Much like the R1, the all-electric, induction-heated AiO drum roaster monitors the temperature of the beans with an infrared sensor, it is capable of automated roasting and it invites users to engage with Aillio’s Roast.World cloud-based network of roast recipes and analysis, green coffee resources and other information.
Designed collaboratively with the Danish firm Kilo Design and boasting a relatively compact footprint, the AiO is designed specifically for use as a countertop shop roaster, where it can serve as a showpiece for cafe customers.
The machine’s back and side panels are designed to open wide for access to parts and for ease of maintenance, while many of the interior components fit seamlessly together in modular fashion, reducing the number of welded connections.
Incoming air is measured and heated based on the roast recipe. Aillio Co-Founder and CEO Jonas Lillie told Daily Coffee News that a space is reserved inside the machine for an exhaust filter that is still in development. An additional external air filtration system is also currently being designed by Aillio, which was founded by Danish brothers and now based in Taiwan.

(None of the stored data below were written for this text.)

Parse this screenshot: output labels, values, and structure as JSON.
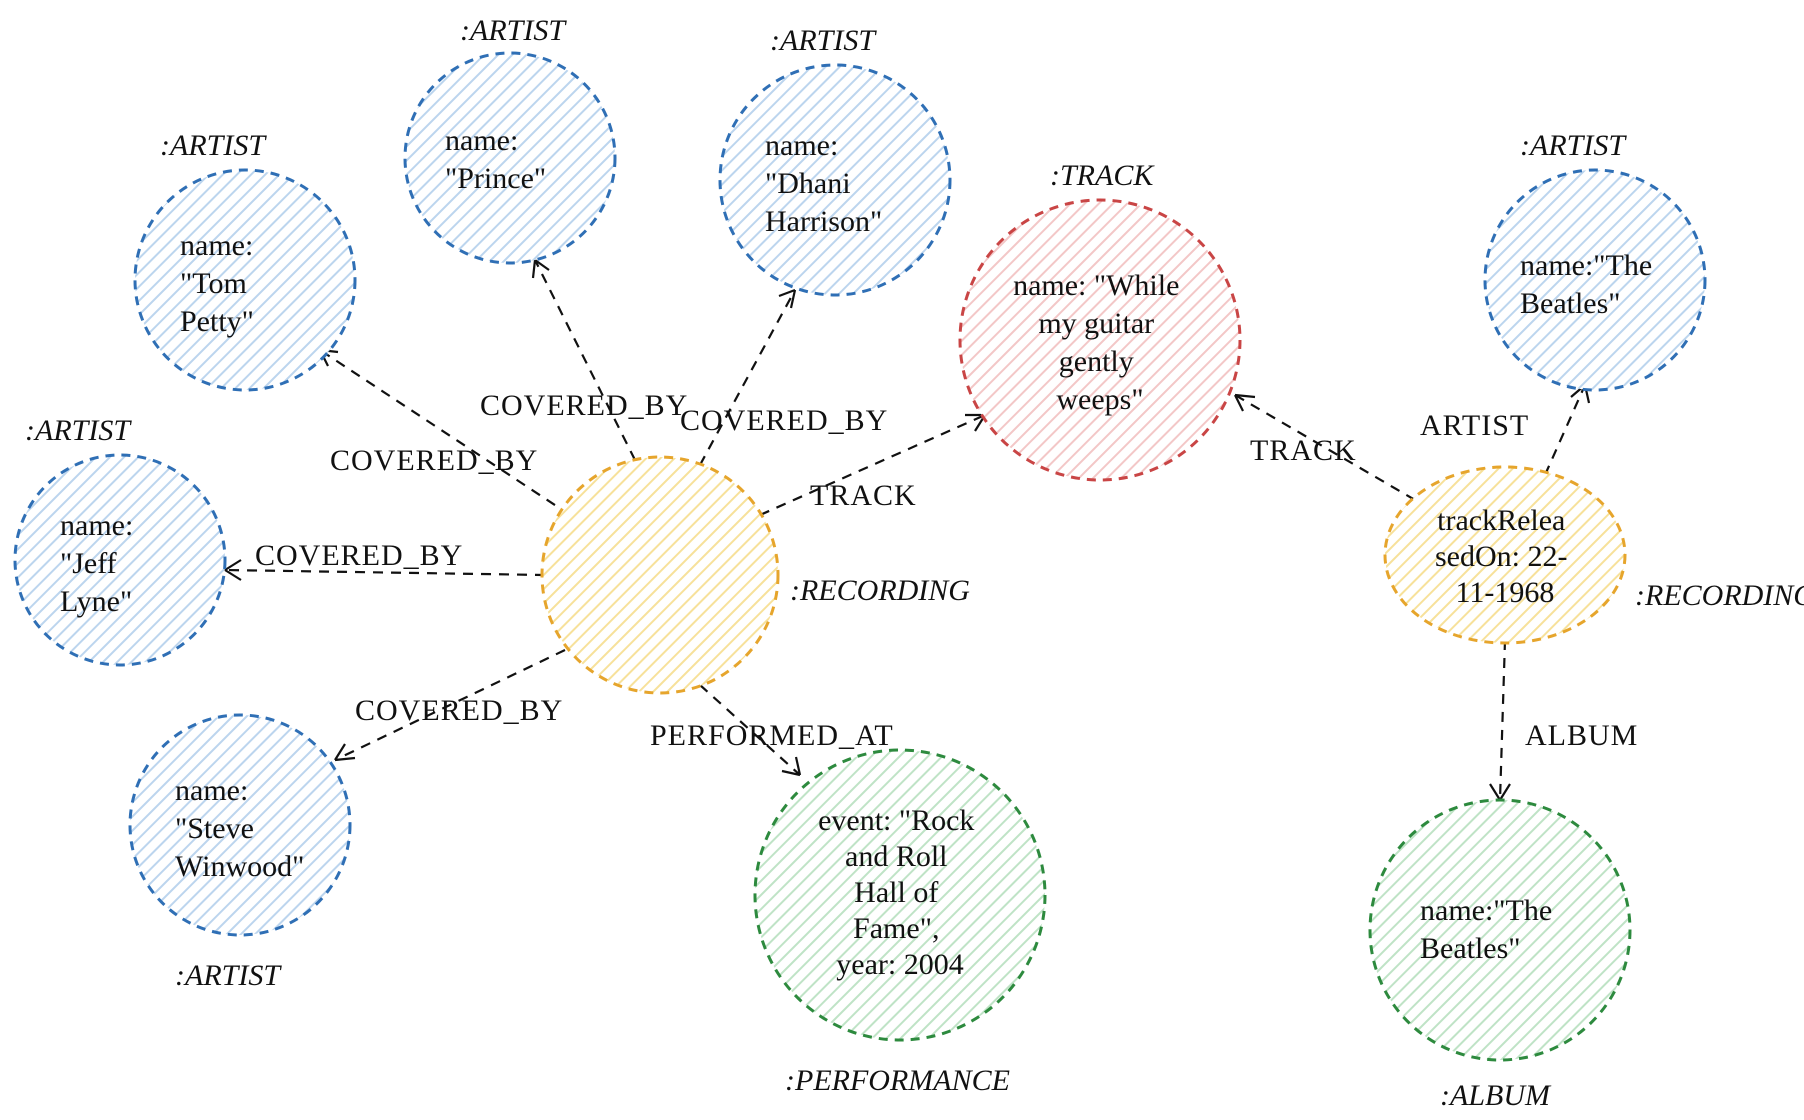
{
  "colors": {
    "blue": "#2f6fb5",
    "blueFill": "#dceaf7",
    "orange": "#e6a52c",
    "orangeFill": "#fcf0c2",
    "red": "#c94545",
    "redFill": "#fbe2e2",
    "green": "#2d8a3e",
    "greenFill": "#e4f2e6"
  },
  "nodes": {
    "artist_tom": {
      "typeLabel": ":ARTIST",
      "props": "name:\n\"Tom\nPetty\""
    },
    "artist_prince": {
      "typeLabel": ":ARTIST",
      "props": "name:\n\"Prince\""
    },
    "artist_dhani": {
      "typeLabel": ":ARTIST",
      "props": "name:\n\"Dhani\nHarrison\""
    },
    "artist_jeff": {
      "typeLabel": ":ARTIST",
      "props": "name:\n\"Jeff\nLyne\""
    },
    "artist_steve": {
      "typeLabel": ":ARTIST",
      "props": "name:\n\"Steve\nWinwood\""
    },
    "artist_beatles": {
      "typeLabel": ":ARTIST",
      "props": "name:\"The\nBeatles\""
    },
    "track": {
      "typeLabel": ":TRACK",
      "props": "name: \"While\nmy guitar\ngently\nweeps\""
    },
    "recording_left": {
      "typeLabel": ":RECORDING",
      "props": ""
    },
    "recording_right": {
      "typeLabel": ":RECORDING",
      "props": "trackRelea\nsedOn: 22-\n11-1968"
    },
    "performance": {
      "typeLabel": ":PERFORMANCE",
      "props": "event: \"Rock\nand Roll\nHall of\nFame\",\nyear: 2004"
    },
    "album": {
      "typeLabel": ":ALBUM",
      "props": "name:\"The\nBeatles\""
    }
  },
  "edges": {
    "cov_tom": "COVERED_BY",
    "cov_prince": "COVERED_BY",
    "cov_dhani": "COVERED_BY",
    "cov_jeff": "COVERED_BY",
    "cov_steve": "COVERED_BY",
    "track_edge": "TRACK",
    "performed": "PERFORMED_AT",
    "track_edge2": "TRACK",
    "artist_edge": "ARTIST",
    "album_edge": "ALBUM"
  }
}
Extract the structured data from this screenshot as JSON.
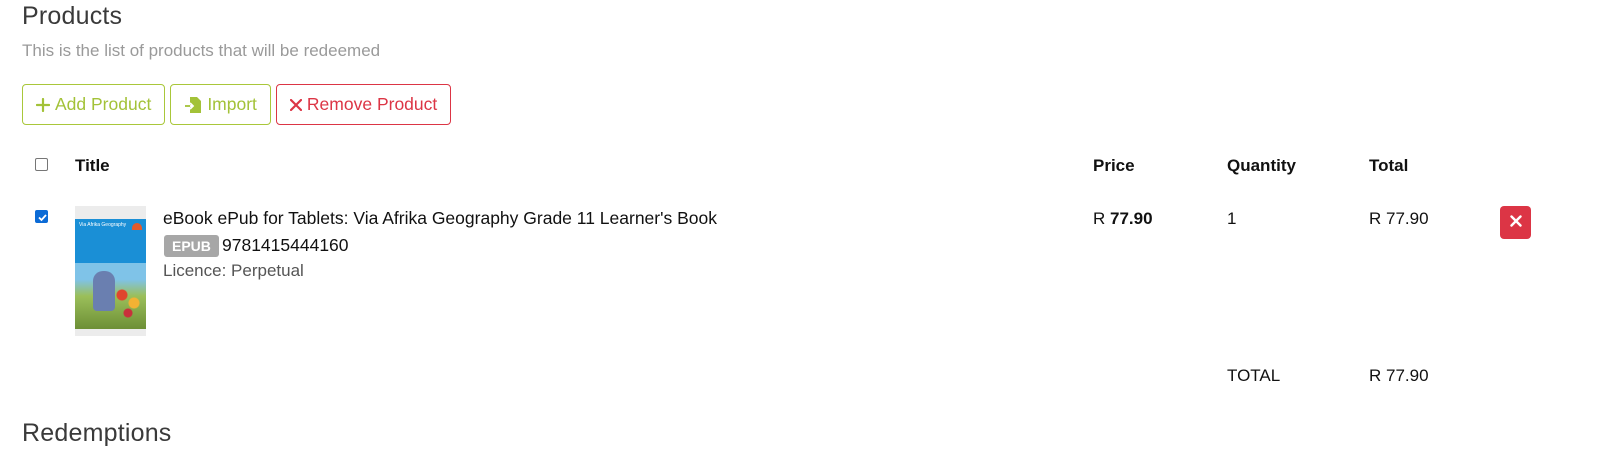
{
  "products": {
    "title": "Products",
    "subtitle": "This is the list of products that will be redeemed",
    "buttons": {
      "add": "Add Product",
      "import": "Import",
      "remove": "Remove Product"
    },
    "table": {
      "headers": {
        "title": "Title",
        "price": "Price",
        "quantity": "Quantity",
        "total": "Total"
      },
      "rows": [
        {
          "checked": true,
          "title": "eBook ePub for Tablets: Via Afrika Geography Grade 11 Learner's Book",
          "format": "EPUB",
          "isbn": "9781415444160",
          "licence": "Licence: Perpetual",
          "price_currency": "R",
          "price_amount": "77.90",
          "quantity": "1",
          "total": "R 77.90",
          "cover_text": "Via Afrika Geography"
        }
      ],
      "grand_total_label": "TOTAL",
      "grand_total_value": "R 77.90"
    }
  },
  "redemptions": {
    "title": "Redemptions"
  },
  "colors": {
    "accent_green": "#a3c238",
    "danger_red": "#dc3545",
    "checkbox_blue": "#0b6bd6",
    "badge_grey": "#a7a7a7"
  },
  "icons": {
    "add": "plus-icon",
    "import": "file-import-icon",
    "remove": "x-icon",
    "delete": "x-icon"
  }
}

A cyclone collects chaff and directs it to a chaff box with an exit portal at the bottom of the machine into which users can connect to a vacuum hose.
Finished roasts are dropped into a square internal cooling chamber that utilizes both vibrations and jets of cool air to agitate the beans. The cooling chamber is monitored by its own infrared sensor until the machine shakes the beans out of the front of the roaster without tilting.
Additional sensors throughout the machine monitor air pressure, exhaust humidity and temperature, altitude and more. A touchscreen interface as well as hearty brass knobs are intended to feel familiar to the hands of people working in coffee. Roasting can be accomplished manually through these physical controls, or it can be automated.
“We wanted to have the knobs because we believe that baristas like to pull levers and press buttons,” Lillie said of the AiO, which includes an illuminated bean viewing window but does not have a trier. “You don’t need a trier when you’ve got good data. So we actually don’t believe that it’s necessary.”
Artificial intelligence designed by Aillio has been incorporated to help tweak automated recipes to account for small deviations in factors such as local temperature, barometric pressure, machine tolerances and other factors. The system can also assist in green coffee inventory management.
“We’ve tried to build the whole ecosystem around people not having experience with roasting coffee, but they want the quality, they want the savings, and they’ll be able to start without any [experience],” said Lillie. “Once they get more into it and they want to play around more, they want to get a feel for it, then they can start creating their own recipes and try to source different beans. We’re still going to have that artisan feel and involvement. That’s never going to go away.”
Lillie said the anticipated price of the AiO is roughly $16,000 USD.